Earnings from exports by Kenyan cement firms have touched a new low, signalling loss of job opportunities to regional countries in the wake of a drop in domestic orders.
Preliminary exports statistics by the Central Bank of Kenya (CBK) show income from domestic cement exports plunged to Sh362.28 million in the first six months of the year, a 65.28 percent dip compared with Sh1.04 billion a year earlier.
Kenya’s cement exports in the review period have been declining sharply since 2015 largely due to setting up of new grinding plants and expansion of existing ones in Uganda and Tanzania.

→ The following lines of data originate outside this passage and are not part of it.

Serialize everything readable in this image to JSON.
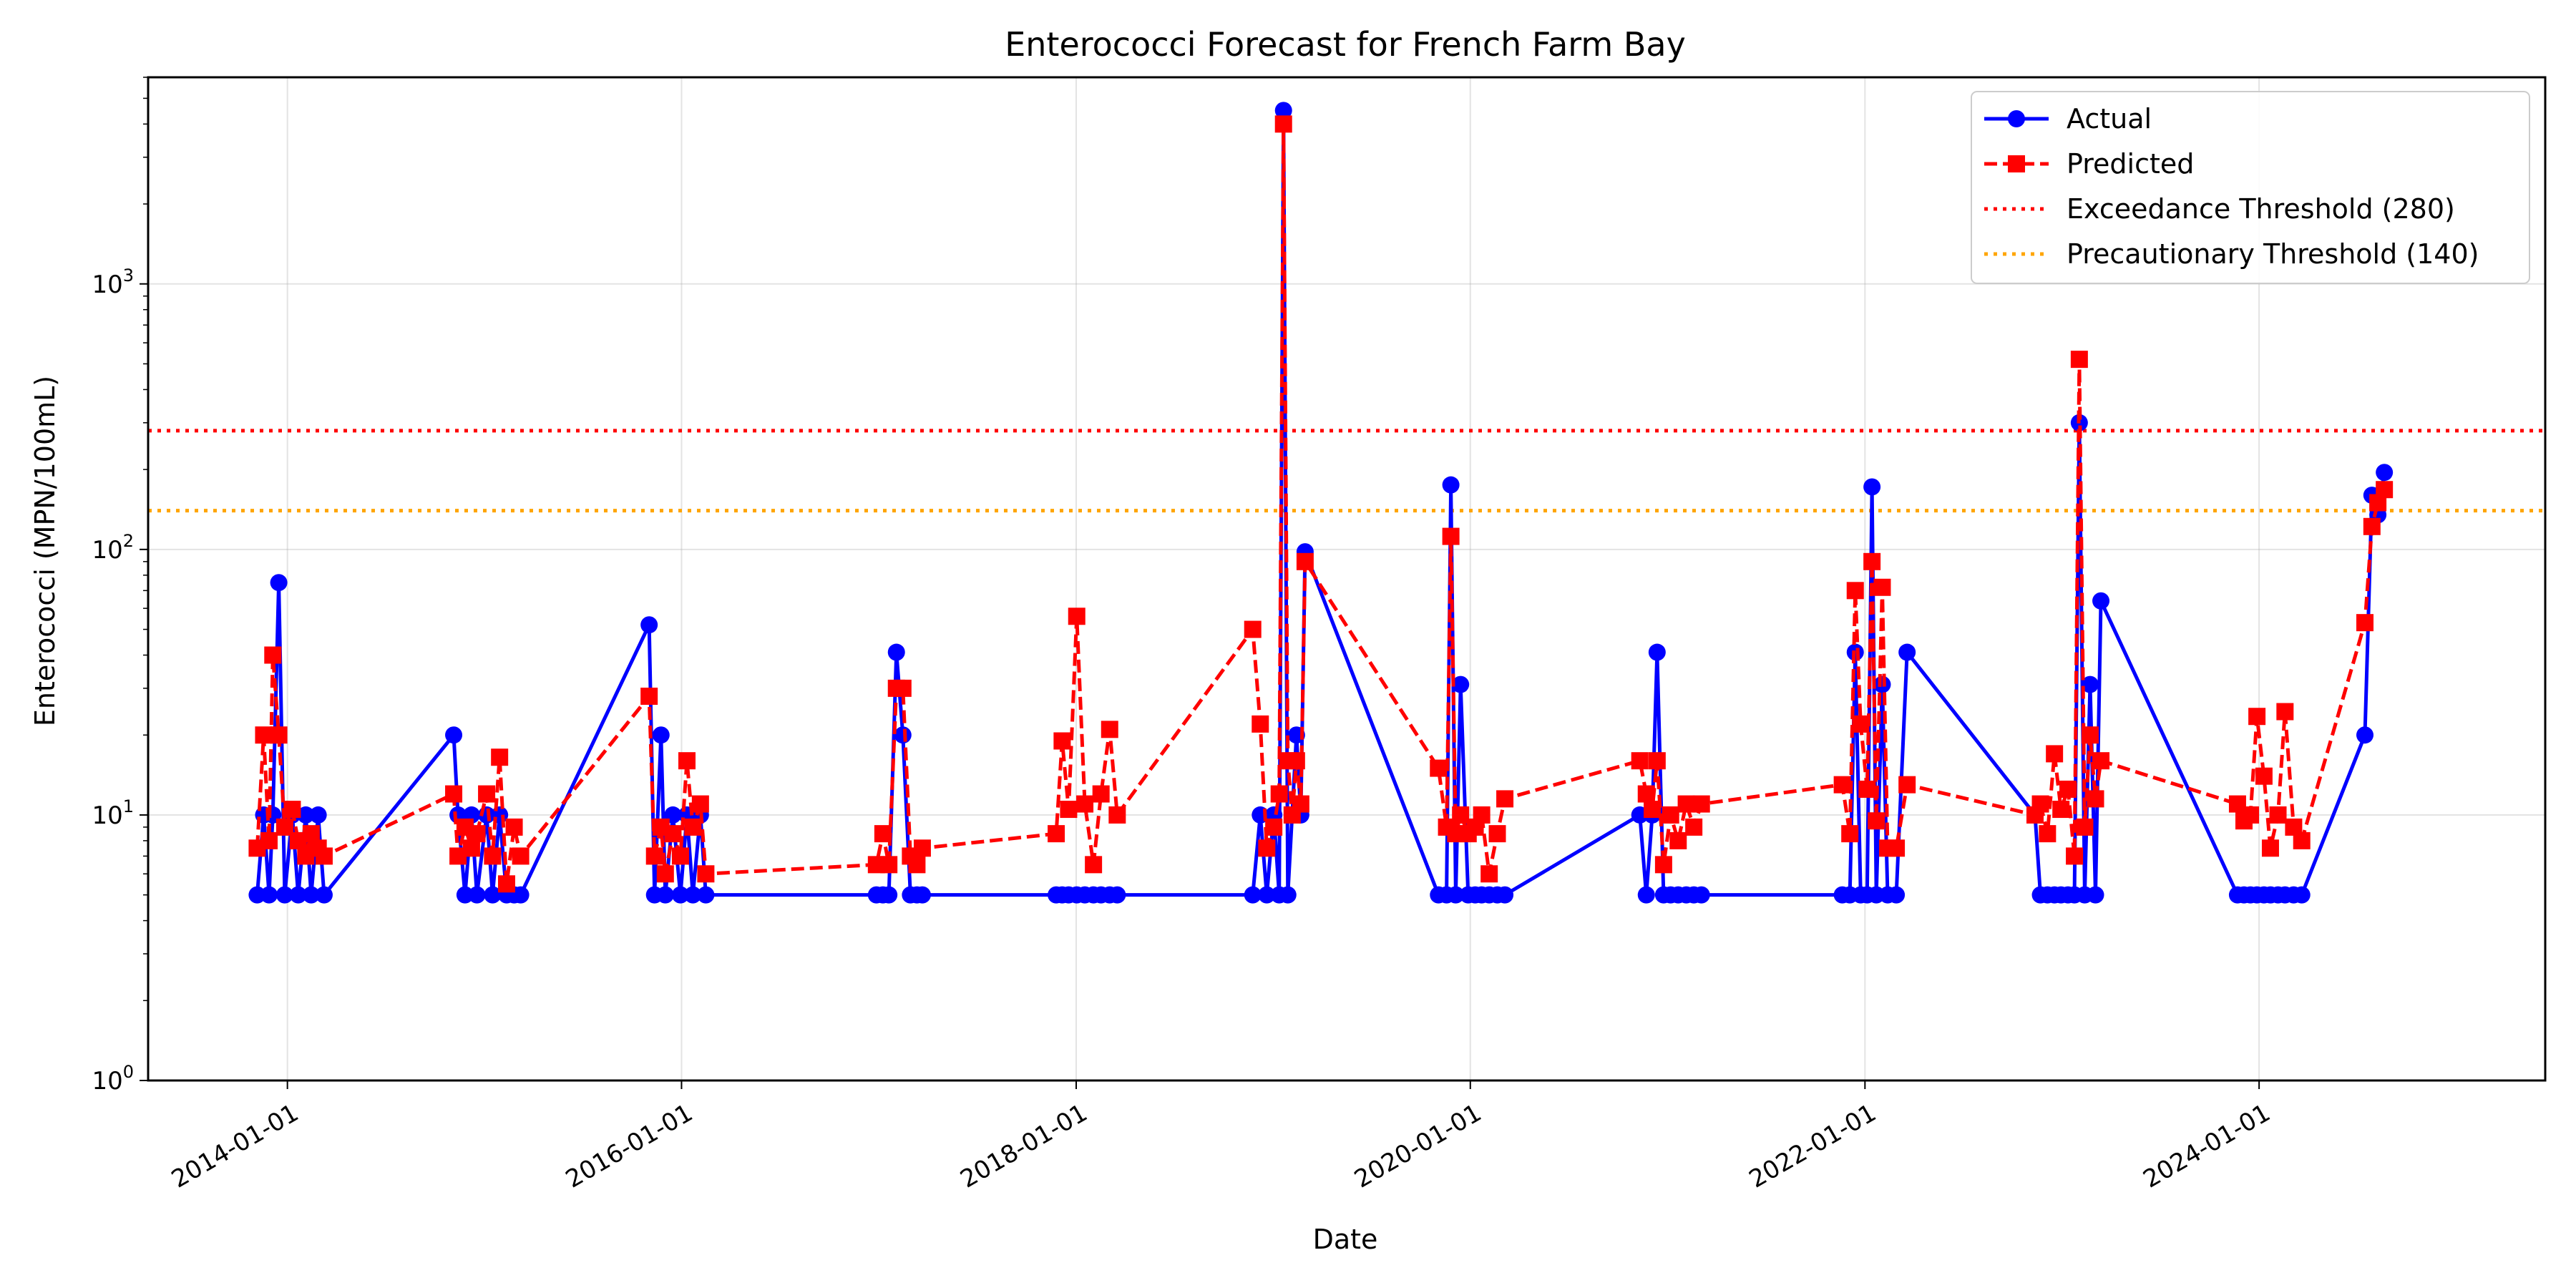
{
  "chart_data": {
    "type": "line",
    "title": "Enterococci Forecast for French Farm Bay",
    "xlabel": "Date",
    "ylabel": "Enterococci (MPN/100mL)",
    "yscale": "log",
    "ylim": [
      1,
      6000
    ],
    "xlim": [
      "2013-04-18",
      "2025-06-14"
    ],
    "grid": true,
    "legend_position": "upper right",
    "x_ticks": [
      "2014-01-01",
      "2016-01-01",
      "2018-01-01",
      "2020-01-01",
      "2022-01-01",
      "2024-01-01"
    ],
    "y_ticks": [
      {
        "value": 1,
        "base": "10",
        "exp": "0"
      },
      {
        "value": 10,
        "base": "10",
        "exp": "1"
      },
      {
        "value": 100,
        "base": "10",
        "exp": "2"
      },
      {
        "value": 1000,
        "base": "10",
        "exp": "3"
      }
    ],
    "thresholds": [
      {
        "name": "Exceedance Threshold (280)",
        "value": 280,
        "color": "#ff0000",
        "style": "dotted"
      },
      {
        "name": "Precautionary Threshold (140)",
        "value": 140,
        "color": "#ffa500",
        "style": "dotted"
      }
    ],
    "series": [
      {
        "name": "Actual",
        "color": "#0000ff",
        "marker": "circle",
        "line": "solid",
        "points": [
          [
            "2013-11-06",
            5
          ],
          [
            "2013-11-18",
            10
          ],
          [
            "2013-11-28",
            5
          ],
          [
            "2013-12-05",
            10
          ],
          [
            "2013-12-16",
            75
          ],
          [
            "2013-12-27",
            5
          ],
          [
            "2014-01-10",
            10
          ],
          [
            "2014-01-21",
            5
          ],
          [
            "2014-02-04",
            10
          ],
          [
            "2014-02-14",
            5
          ],
          [
            "2014-02-27",
            10
          ],
          [
            "2014-03-10",
            5
          ],
          [
            "2014-11-05",
            20
          ],
          [
            "2014-11-13",
            10
          ],
          [
            "2014-11-26",
            5
          ],
          [
            "2014-12-08",
            10
          ],
          [
            "2014-12-18",
            5
          ],
          [
            "2015-01-05",
            10
          ],
          [
            "2015-01-16",
            5
          ],
          [
            "2015-01-29",
            10
          ],
          [
            "2015-02-11",
            5
          ],
          [
            "2015-02-25",
            5
          ],
          [
            "2015-03-09",
            5
          ],
          [
            "2015-11-02",
            52
          ],
          [
            "2015-11-12",
            5
          ],
          [
            "2015-11-24",
            20
          ],
          [
            "2015-12-02",
            5
          ],
          [
            "2015-12-16",
            10
          ],
          [
            "2015-12-30",
            5
          ],
          [
            "2016-01-11",
            10
          ],
          [
            "2016-01-22",
            5
          ],
          [
            "2016-02-05",
            10
          ],
          [
            "2016-02-15",
            5
          ],
          [
            "2016-12-27",
            5
          ],
          [
            "2017-01-08",
            5
          ],
          [
            "2017-01-19",
            5
          ],
          [
            "2017-02-02",
            41
          ],
          [
            "2017-02-14",
            20
          ],
          [
            "2017-02-28",
            5
          ],
          [
            "2017-03-12",
            5
          ],
          [
            "2017-03-22",
            5
          ],
          [
            "2017-11-25",
            5
          ],
          [
            "2017-12-06",
            5
          ],
          [
            "2017-12-18",
            5
          ],
          [
            "2018-01-02",
            5
          ],
          [
            "2018-01-17",
            5
          ],
          [
            "2018-02-02",
            5
          ],
          [
            "2018-02-16",
            5
          ],
          [
            "2018-03-04",
            5
          ],
          [
            "2018-03-18",
            5
          ],
          [
            "2018-11-24",
            5
          ],
          [
            "2018-12-08",
            10
          ],
          [
            "2018-12-20",
            5
          ],
          [
            "2019-01-02",
            10
          ],
          [
            "2019-01-12",
            5
          ],
          [
            "2019-01-20",
            4500
          ],
          [
            "2019-01-28",
            5
          ],
          [
            "2019-02-05",
            10
          ],
          [
            "2019-02-13",
            20
          ],
          [
            "2019-02-21",
            10
          ],
          [
            "2019-03-01",
            98
          ],
          [
            "2019-11-03",
            5
          ],
          [
            "2019-11-18",
            5
          ],
          [
            "2019-11-26",
            175
          ],
          [
            "2019-12-05",
            5
          ],
          [
            "2019-12-14",
            31
          ],
          [
            "2019-12-28",
            5
          ],
          [
            "2020-01-10",
            5
          ],
          [
            "2020-01-22",
            5
          ],
          [
            "2020-02-05",
            5
          ],
          [
            "2020-02-20",
            5
          ],
          [
            "2020-03-05",
            5
          ],
          [
            "2020-11-10",
            10
          ],
          [
            "2020-11-22",
            5
          ],
          [
            "2020-12-03",
            10
          ],
          [
            "2020-12-12",
            41
          ],
          [
            "2020-12-24",
            5
          ],
          [
            "2021-01-06",
            5
          ],
          [
            "2021-01-20",
            5
          ],
          [
            "2021-02-04",
            5
          ],
          [
            "2021-02-18",
            5
          ],
          [
            "2021-03-04",
            5
          ],
          [
            "2021-11-20",
            5
          ],
          [
            "2021-12-04",
            5
          ],
          [
            "2021-12-14",
            41
          ],
          [
            "2021-12-24",
            5
          ],
          [
            "2022-01-05",
            5
          ],
          [
            "2022-01-14",
            172
          ],
          [
            "2022-01-22",
            5
          ],
          [
            "2022-02-02",
            31
          ],
          [
            "2022-02-12",
            5
          ],
          [
            "2022-02-28",
            5
          ],
          [
            "2022-03-20",
            41
          ],
          [
            "2022-11-12",
            10
          ],
          [
            "2022-11-22",
            5
          ],
          [
            "2022-12-05",
            5
          ],
          [
            "2022-12-18",
            5
          ],
          [
            "2022-12-30",
            5
          ],
          [
            "2023-01-12",
            5
          ],
          [
            "2023-01-24",
            5
          ],
          [
            "2023-02-02",
            300
          ],
          [
            "2023-02-12",
            5
          ],
          [
            "2023-02-22",
            31
          ],
          [
            "2023-03-04",
            5
          ],
          [
            "2023-03-14",
            64
          ],
          [
            "2023-11-22",
            5
          ],
          [
            "2023-12-04",
            5
          ],
          [
            "2023-12-16",
            5
          ],
          [
            "2023-12-28",
            5
          ],
          [
            "2024-01-10",
            5
          ],
          [
            "2024-01-22",
            5
          ],
          [
            "2024-02-05",
            5
          ],
          [
            "2024-02-18",
            5
          ],
          [
            "2024-03-05",
            5
          ],
          [
            "2024-03-20",
            5
          ],
          [
            "2024-07-15",
            20
          ],
          [
            "2024-07-28",
            160
          ],
          [
            "2024-08-08",
            135
          ],
          [
            "2024-08-20",
            195
          ]
        ]
      },
      {
        "name": "Predicted",
        "color": "#ff0000",
        "marker": "square",
        "line": "dashed",
        "points": [
          [
            "2013-11-06",
            7.5
          ],
          [
            "2013-11-18",
            20
          ],
          [
            "2013-11-28",
            8
          ],
          [
            "2013-12-05",
            40
          ],
          [
            "2013-12-16",
            20
          ],
          [
            "2013-12-27",
            9
          ],
          [
            "2014-01-10",
            10.5
          ],
          [
            "2014-01-21",
            8
          ],
          [
            "2014-02-04",
            7
          ],
          [
            "2014-02-14",
            8.5
          ],
          [
            "2014-02-27",
            7.5
          ],
          [
            "2014-03-10",
            7
          ],
          [
            "2014-11-05",
            12
          ],
          [
            "2014-11-13",
            7
          ],
          [
            "2014-11-26",
            9
          ],
          [
            "2014-12-08",
            7.5
          ],
          [
            "2014-12-18",
            8.5
          ],
          [
            "2015-01-05",
            12
          ],
          [
            "2015-01-16",
            7
          ],
          [
            "2015-01-29",
            16.5
          ],
          [
            "2015-02-11",
            5.5
          ],
          [
            "2015-02-25",
            9
          ],
          [
            "2015-03-09",
            7
          ],
          [
            "2015-11-02",
            28
          ],
          [
            "2015-11-12",
            7
          ],
          [
            "2015-11-24",
            9
          ],
          [
            "2015-12-02",
            6
          ],
          [
            "2015-12-16",
            8.5
          ],
          [
            "2015-12-30",
            7
          ],
          [
            "2016-01-11",
            16
          ],
          [
            "2016-01-22",
            9
          ],
          [
            "2016-02-05",
            11
          ],
          [
            "2016-02-15",
            6
          ],
          [
            "2016-12-27",
            6.5
          ],
          [
            "2017-01-08",
            8.5
          ],
          [
            "2017-01-19",
            6.5
          ],
          [
            "2017-02-02",
            30
          ],
          [
            "2017-02-14",
            30
          ],
          [
            "2017-02-28",
            7
          ],
          [
            "2017-03-12",
            6.5
          ],
          [
            "2017-03-22",
            7.5
          ],
          [
            "2017-11-25",
            8.5
          ],
          [
            "2017-12-06",
            19
          ],
          [
            "2017-12-18",
            10.5
          ],
          [
            "2018-01-02",
            56
          ],
          [
            "2018-01-17",
            11
          ],
          [
            "2018-02-02",
            6.5
          ],
          [
            "2018-02-16",
            12
          ],
          [
            "2018-03-04",
            21
          ],
          [
            "2018-03-18",
            10
          ],
          [
            "2018-11-24",
            50
          ],
          [
            "2018-12-08",
            22
          ],
          [
            "2018-12-20",
            7.5
          ],
          [
            "2019-01-02",
            9
          ],
          [
            "2019-01-12",
            12
          ],
          [
            "2019-01-20",
            4000
          ],
          [
            "2019-01-28",
            16
          ],
          [
            "2019-02-05",
            10
          ],
          [
            "2019-02-13",
            16
          ],
          [
            "2019-02-21",
            11
          ],
          [
            "2019-03-01",
            90
          ],
          [
            "2019-11-03",
            15
          ],
          [
            "2019-11-18",
            9
          ],
          [
            "2019-11-26",
            112
          ],
          [
            "2019-12-05",
            8.5
          ],
          [
            "2019-12-14",
            10
          ],
          [
            "2019-12-28",
            8.5
          ],
          [
            "2020-01-10",
            9
          ],
          [
            "2020-01-22",
            10
          ],
          [
            "2020-02-05",
            6
          ],
          [
            "2020-02-20",
            8.5
          ],
          [
            "2020-03-05",
            11.5
          ],
          [
            "2020-11-10",
            16
          ],
          [
            "2020-11-22",
            12
          ],
          [
            "2020-12-03",
            10.5
          ],
          [
            "2020-12-12",
            16
          ],
          [
            "2020-12-24",
            6.5
          ],
          [
            "2021-01-06",
            10
          ],
          [
            "2021-01-20",
            8
          ],
          [
            "2021-02-04",
            11
          ],
          [
            "2021-02-18",
            9
          ],
          [
            "2021-03-04",
            11
          ],
          [
            "2021-11-20",
            13
          ],
          [
            "2021-12-04",
            8.5
          ],
          [
            "2021-12-14",
            70
          ],
          [
            "2021-12-24",
            22
          ],
          [
            "2022-01-05",
            12.5
          ],
          [
            "2022-01-14",
            90
          ],
          [
            "2022-01-22",
            9.5
          ],
          [
            "2022-02-02",
            72
          ],
          [
            "2022-02-12",
            7.5
          ],
          [
            "2022-02-28",
            7.5
          ],
          [
            "2022-03-20",
            13
          ],
          [
            "2022-11-12",
            10
          ],
          [
            "2022-11-22",
            11
          ],
          [
            "2022-12-05",
            8.5
          ],
          [
            "2022-12-18",
            17
          ],
          [
            "2022-12-30",
            10.5
          ],
          [
            "2023-01-12",
            12.5
          ],
          [
            "2023-01-24",
            7
          ],
          [
            "2023-02-02",
            520
          ],
          [
            "2023-02-12",
            9
          ],
          [
            "2023-02-22",
            20
          ],
          [
            "2023-03-04",
            11.5
          ],
          [
            "2023-03-14",
            16
          ],
          [
            "2023-11-22",
            11
          ],
          [
            "2023-12-04",
            9.5
          ],
          [
            "2023-12-16",
            10
          ],
          [
            "2023-12-28",
            23.5
          ],
          [
            "2024-01-10",
            14
          ],
          [
            "2024-01-22",
            7.5
          ],
          [
            "2024-02-05",
            10
          ],
          [
            "2024-02-18",
            24.5
          ],
          [
            "2024-03-05",
            9
          ],
          [
            "2024-03-20",
            8
          ],
          [
            "2024-07-15",
            53
          ],
          [
            "2024-07-28",
            122
          ],
          [
            "2024-08-08",
            150
          ],
          [
            "2024-08-20",
            168
          ]
        ]
      }
    ]
  }
}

“We have seen increased capacity in Uganda in particular especially for Bamburi Cement,” ICEA Lion Asset Management head of research Judd Murigi said.
“A lot of Kenyan cement was supplying in the Ugandan market but now with the increase in capacity in Uganda, that has lowered the need for Kenyan operations of Bamburi to supply.”
Bamburi Cement Group’s subsidiary in Uganda, Hima, in May last year started production at 800,000-tonne-a-year capacity grinding factory in Tororo, put up for $40 million (Sh4.13 billion) from January 2017.
The station has supplemented output at the main plant at Kasese, raising Hima Cement’s annual production capacity to 1.7 million tonnes. “With the commissioning of Tororo Grinding Station, production constraints have reduced significantly,” Bamburi wrote in the 2018 annual report published in April.
Sales in Tanzania have, on the other hand, partly been hit by the collapse of ARM Cement, Mr Murigi said.
The data show cement exports in the January-June period have sharply contracted from a recent high of Sh4.68 billion in 2012 to Sh2.67 billion in 2016, Sh1.78 billion (2017), Sh1.04 billion last year and Sh362.28 million this year.
Housing has been one of Kenya’s fastest-growing sectors in the last decade, with returns from real estate outpacing equities and government securities.
The property market has, however, suffered dipping growth in sales and rental prices in recent years, surveys by Kenya Bankers Association as well as consultancies such as Knight Frank and HassConsult have suggested.
This has partly been attributed to reduced flow of loans to homes following the enforcement of legal ceiling on interest rates, hurting house sales in the process.
Flagging sales domestically and regionally reduces the room for cement factories to create jobs, with some like loss-making State-controlled East African Portland Cement Company opting to sack workers and rehiring a fraction on contracts in efforts to cut costs.